When is a Filipino considered poor? What is the measure of personal wealth? Is wealth just in mind, in the bank, in landholdings, or elsewhere? Days, ago, they think tank Ibon Foundation said 88 percent of Filipinos are poor. We have not read about the administration's response to that, if any, but we expect it to dispute that figure.

Government technocrats say that a family of six (two parents and four children) that earns only P600 a day is poor, or below what they call the poverty threshold. That means roughly, a household income of a month P18,000.00 a month.

Rosario Bella Guzman, Ibon executive director, said the minimum wage in the National Capital Region has gone lower that the estimated decent income for a family of six.

The United Nations Report on the Human Development Index for 2003 has shown that the Philippines slid from 77th to 85th place among countries where people live under extreme poverty. The HDI measures quality of income, health, education and political participation.

Qualitative Test:

The characterization of the country as teeming with people who languish below the poverty threshold has elicited various responses at various times.

On time, there were suggestions to lower the poverty threshold do there would be fewer people below it. That was a dubious way of statistically reducing the number of Filipinos considered poor.

When she was Human Settlements Secretary, Mrs. Imelda R. Marcos observed that the Gross national Product , which is the sum of all goods and services produced during a period, is not a fair measurement of the wealth (or poverty) of a people.

Mrs.

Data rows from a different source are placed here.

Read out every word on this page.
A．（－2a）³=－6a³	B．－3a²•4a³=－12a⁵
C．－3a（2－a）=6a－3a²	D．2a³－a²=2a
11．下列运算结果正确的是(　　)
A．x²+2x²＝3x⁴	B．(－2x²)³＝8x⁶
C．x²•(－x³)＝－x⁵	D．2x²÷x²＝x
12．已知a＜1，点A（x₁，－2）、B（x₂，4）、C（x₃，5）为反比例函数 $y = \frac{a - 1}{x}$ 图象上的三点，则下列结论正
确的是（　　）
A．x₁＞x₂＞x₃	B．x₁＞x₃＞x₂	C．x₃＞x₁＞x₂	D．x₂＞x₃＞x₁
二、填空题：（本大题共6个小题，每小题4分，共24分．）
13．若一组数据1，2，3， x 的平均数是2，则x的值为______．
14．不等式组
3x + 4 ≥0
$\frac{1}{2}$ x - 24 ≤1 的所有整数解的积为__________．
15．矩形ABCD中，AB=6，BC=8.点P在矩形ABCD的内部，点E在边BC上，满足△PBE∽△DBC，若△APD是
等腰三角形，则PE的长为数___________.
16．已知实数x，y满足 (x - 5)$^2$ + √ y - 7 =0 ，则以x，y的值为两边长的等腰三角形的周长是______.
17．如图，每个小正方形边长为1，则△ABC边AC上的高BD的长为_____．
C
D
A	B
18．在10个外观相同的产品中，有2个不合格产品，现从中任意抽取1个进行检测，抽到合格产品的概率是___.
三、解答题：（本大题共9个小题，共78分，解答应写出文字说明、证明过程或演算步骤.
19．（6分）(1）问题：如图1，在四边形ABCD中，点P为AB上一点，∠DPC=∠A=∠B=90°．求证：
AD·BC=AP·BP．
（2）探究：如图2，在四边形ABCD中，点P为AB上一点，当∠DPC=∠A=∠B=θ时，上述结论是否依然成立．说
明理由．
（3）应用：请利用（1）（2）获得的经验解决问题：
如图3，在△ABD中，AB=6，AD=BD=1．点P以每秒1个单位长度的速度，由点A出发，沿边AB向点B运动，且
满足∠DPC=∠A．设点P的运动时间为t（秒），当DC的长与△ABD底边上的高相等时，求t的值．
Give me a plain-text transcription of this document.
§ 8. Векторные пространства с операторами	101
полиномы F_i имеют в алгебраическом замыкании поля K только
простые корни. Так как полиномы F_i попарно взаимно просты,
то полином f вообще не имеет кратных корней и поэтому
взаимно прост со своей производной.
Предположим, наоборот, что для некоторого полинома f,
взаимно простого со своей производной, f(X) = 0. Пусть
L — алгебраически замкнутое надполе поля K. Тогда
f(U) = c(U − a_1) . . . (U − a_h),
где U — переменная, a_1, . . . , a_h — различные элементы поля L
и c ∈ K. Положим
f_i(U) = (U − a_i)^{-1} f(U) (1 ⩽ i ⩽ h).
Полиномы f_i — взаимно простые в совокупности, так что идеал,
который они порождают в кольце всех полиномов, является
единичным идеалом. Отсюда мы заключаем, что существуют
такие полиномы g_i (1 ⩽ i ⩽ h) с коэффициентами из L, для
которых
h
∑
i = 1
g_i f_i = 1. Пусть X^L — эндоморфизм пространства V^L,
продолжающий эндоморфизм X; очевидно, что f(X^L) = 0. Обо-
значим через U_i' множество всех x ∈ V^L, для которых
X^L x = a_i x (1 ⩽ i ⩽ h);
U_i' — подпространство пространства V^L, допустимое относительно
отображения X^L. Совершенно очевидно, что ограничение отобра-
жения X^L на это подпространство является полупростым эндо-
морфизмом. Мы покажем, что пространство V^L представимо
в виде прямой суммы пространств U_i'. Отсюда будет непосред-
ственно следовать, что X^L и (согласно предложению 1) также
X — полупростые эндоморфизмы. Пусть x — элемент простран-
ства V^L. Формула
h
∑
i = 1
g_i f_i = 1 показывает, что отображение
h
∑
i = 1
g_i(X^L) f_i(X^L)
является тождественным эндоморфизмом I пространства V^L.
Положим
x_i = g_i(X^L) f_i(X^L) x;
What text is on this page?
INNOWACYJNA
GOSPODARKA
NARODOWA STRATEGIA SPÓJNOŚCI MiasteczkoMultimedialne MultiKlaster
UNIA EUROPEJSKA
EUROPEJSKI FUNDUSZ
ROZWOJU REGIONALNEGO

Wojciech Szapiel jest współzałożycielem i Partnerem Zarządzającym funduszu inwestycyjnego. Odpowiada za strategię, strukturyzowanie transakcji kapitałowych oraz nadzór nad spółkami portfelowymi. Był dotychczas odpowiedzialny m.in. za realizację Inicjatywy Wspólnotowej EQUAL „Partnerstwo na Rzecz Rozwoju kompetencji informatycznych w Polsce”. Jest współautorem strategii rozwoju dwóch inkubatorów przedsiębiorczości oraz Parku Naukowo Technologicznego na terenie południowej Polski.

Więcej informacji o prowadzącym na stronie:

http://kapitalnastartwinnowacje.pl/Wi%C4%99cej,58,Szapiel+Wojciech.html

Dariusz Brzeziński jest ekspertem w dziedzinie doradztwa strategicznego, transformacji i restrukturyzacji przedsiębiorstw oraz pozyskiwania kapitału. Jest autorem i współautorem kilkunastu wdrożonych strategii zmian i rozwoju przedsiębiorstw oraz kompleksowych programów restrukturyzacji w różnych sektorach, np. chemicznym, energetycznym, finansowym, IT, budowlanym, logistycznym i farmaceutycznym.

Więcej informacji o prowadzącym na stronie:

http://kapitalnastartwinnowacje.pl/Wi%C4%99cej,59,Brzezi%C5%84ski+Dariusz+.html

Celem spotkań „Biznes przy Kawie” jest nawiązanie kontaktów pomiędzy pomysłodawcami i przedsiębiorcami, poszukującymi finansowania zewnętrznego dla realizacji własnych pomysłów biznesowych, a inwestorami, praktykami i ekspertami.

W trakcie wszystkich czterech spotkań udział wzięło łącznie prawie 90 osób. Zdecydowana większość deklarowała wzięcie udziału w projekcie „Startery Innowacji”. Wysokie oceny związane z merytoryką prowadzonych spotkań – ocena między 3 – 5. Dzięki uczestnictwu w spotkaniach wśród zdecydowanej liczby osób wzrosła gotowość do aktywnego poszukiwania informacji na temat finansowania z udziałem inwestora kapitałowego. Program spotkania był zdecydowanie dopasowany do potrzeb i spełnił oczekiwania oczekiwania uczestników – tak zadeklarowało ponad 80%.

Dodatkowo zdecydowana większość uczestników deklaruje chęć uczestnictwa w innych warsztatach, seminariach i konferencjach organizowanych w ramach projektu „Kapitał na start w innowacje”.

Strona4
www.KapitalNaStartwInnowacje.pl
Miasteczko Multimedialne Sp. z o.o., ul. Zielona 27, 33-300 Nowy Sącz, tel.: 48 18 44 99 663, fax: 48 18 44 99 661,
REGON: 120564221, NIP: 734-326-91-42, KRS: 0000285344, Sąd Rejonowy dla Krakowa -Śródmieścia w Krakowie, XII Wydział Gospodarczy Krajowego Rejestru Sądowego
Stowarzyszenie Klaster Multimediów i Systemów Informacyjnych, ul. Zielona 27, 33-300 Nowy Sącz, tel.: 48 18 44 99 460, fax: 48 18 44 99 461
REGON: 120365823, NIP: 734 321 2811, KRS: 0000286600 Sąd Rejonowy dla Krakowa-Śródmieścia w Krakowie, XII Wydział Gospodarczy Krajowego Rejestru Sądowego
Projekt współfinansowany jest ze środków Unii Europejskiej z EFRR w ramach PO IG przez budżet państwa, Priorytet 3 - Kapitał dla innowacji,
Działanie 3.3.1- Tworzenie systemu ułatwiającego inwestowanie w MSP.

Marcos said that wealth is not to be measured solely in quantitative units (in peso values, for instance). She brought, in the idea of also measuring wealth in quantitative manner (in terms of, for instance, people being satisfied or happy, and saying so).

Pinoys A Lot Happy:

How relevant is, that elusive element called happiness in appreciating a people's wealth or poverty?

An Asiawide (minus Japan) consumer survey has found that Filipinos and Thais are the happiest in the region while people of Hongkong worry about their jobs, the economy and their waistlines. The survey was conducted before the outbreak of SARS in China and elsewhere.

The survey report, made by the advertising group TBWA Hongkong, was based on focus groups and five major surveys over three years in seven Asian locations. There were more that 15,000 respondents with a bias towards those aged 25 to 35 who were thought to lead the culture in Asia.

Not Too Vain:

The report , titled "marketing Premium Brands in Asia", said Hong Kong people scored minus 27 on the researchers' happiness index, compared to minus six in Taiwan, minus two on the mainland, plus six in Singapore, 10 in Malaysia , 11 in Thailand and 12 in the Philippines.

The index compared the number of people who classified themselves as "very happy or "happy" against those who said they were "unhappy" or "very unhappy". Those who said they were "okay" were excluded.

Filipinos were not only the happiest among those surveyed, but were also the least body-conscious. Only 18 percent regarded themselves as overweight compared with 47 percent of Hongkongers saying they were "too fat" or "a bit fat".